Tackling no longer a winner in new game
Greg Denham | March 31, 2009
WIN the tackle count against your opponent and you win the game. Not so, at least not any more.Five first-round losers actually won the tackle count, but picked up no premiership points.
Hawthorn, Collingwood, Essendon, Melbourne and, believe it or not, Fremantle had more tackles than their opposition, but were beaten.
In the Dockers' case, they had 65 tackles to the Bulldogs' 49 but were blown away by 63 points.
The best tackling club in the opening round was Carlton, which made 82 tackles to Richmond's 54.

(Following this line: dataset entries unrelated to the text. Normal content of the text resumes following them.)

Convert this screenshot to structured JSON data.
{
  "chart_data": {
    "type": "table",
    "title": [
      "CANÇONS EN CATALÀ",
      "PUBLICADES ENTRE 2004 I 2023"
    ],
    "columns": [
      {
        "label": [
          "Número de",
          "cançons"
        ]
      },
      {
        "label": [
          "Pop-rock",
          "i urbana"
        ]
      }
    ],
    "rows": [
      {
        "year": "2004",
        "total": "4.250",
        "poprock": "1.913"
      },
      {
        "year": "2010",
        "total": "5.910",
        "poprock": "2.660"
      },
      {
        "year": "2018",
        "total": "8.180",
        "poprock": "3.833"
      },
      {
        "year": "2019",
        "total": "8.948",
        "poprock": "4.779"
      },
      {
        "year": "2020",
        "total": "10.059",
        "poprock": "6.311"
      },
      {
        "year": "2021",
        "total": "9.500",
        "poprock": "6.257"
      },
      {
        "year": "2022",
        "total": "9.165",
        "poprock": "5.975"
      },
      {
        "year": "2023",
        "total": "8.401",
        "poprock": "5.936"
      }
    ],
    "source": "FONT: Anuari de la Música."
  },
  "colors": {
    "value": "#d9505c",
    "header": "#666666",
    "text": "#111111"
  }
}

But that statistic was not surprising, given the Tigers, in four years and one game under coach Terry Wallace, have won the tackle count in just 29 of their 89 games. Under Wallace, Richmond has executed 560 tackles less than its opponents.
The other winners with the highest tackle count were St Kilda (74) over the Swans (57) and Brisbane (67) to West Coast's 32.
The Eagles cleared out by as much as 38 points in the second term at the Gabba, but were overrun and lost by nine points. However, under a different John Worsfold game plan, which includes defensive zoning, they had 14 players with one or less tackles for the match.
Tackling and the pressure it places on the opposition is just one aspect of the modern game, but increasingly it is the contested ball balance that is gaining more significance as a barometer of how well a team is playing.
Tackling is not the key indicator of success it once was, just as the possession count is now generally way out of kilter with the success-rate it produced a decade ago.
But sometimes a high-possession performance can reflect a victory, as the Western Bulldogs delivered on Sunday in Perth.
The Dogs had a club record 446 disposals, compared with Fremantle's 345. The Dogs bettered their previous best effort - against Brisbane last year - by one.